Kim Kozlowski, The Detroit News, October 6, 2016
A week after racist fliers emerged on the University of Michigan campus, President Mark Schlissel made a strong public condemnation Wednesday, calling them an “act of terrorism.”
“In a way, these posters, (can be interpreted) as an act of terrorism,” Schlissel said. “The only way to combat that is with support and solidarity … and to move forward with a community of allies.”
“The challenges our students are facing are psychological ones,” Schlissel said. “It’s living in a world where some people are made to believe that they don’t really belong, or that they are different or less-than.
Schlissel has made other strong statements since the Sept. 27 incident, in which racist fliers were found at Haven and Mason halls. One was “Why White Women Shouldn’t Date Black Men,” and another tells “Euro-Americans” to stop “apologizing,” “living in fear” and “denying (their) heritage.” The bottom of the flier included the words “Alt Right,” and “Be White.”
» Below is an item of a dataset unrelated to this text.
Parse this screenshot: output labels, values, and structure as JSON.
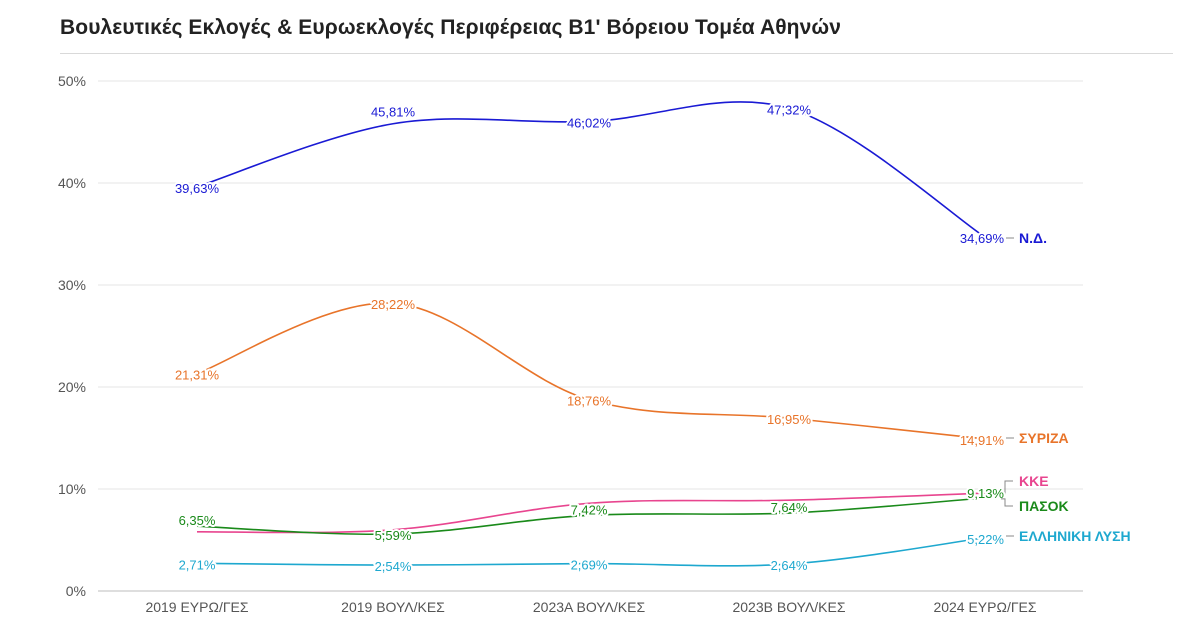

In the wake of the incident, many students have demonstrated. Schlissel invited the campus community to a forum on Sunday to talk about it; he also demonstrated on the Diag with faculty on Tuesday and has tweeted about it, too.
“#Umich allies stepping up and proclaiming that hateful speech and racism have no place amongst the Wolverines,” Schlissel tweeted in a photo where he linked arms with students.
“No one should feel unsafe in our @umich community,” Schlissel said in another tweet. “Help me spread ideas, not hate.”
Schlissel’s comments come the day before the university hosts a summit to release a months-long, multifaceted approach for the university to improve campus diversity. African-American students represented 4.9 percent of the 43,651 students on campus in 2015, according to Rob Sellers, vice provost for equity, inclusion and academic affairs.
However, Schlissel said during his speech that enrollment numbers for 2016-17 were expected in the next week, with an increase in underrepresented minorities, first generation and Pell-eligible students.
“Though we are still not where we want, or need, to be,” Schlissel said.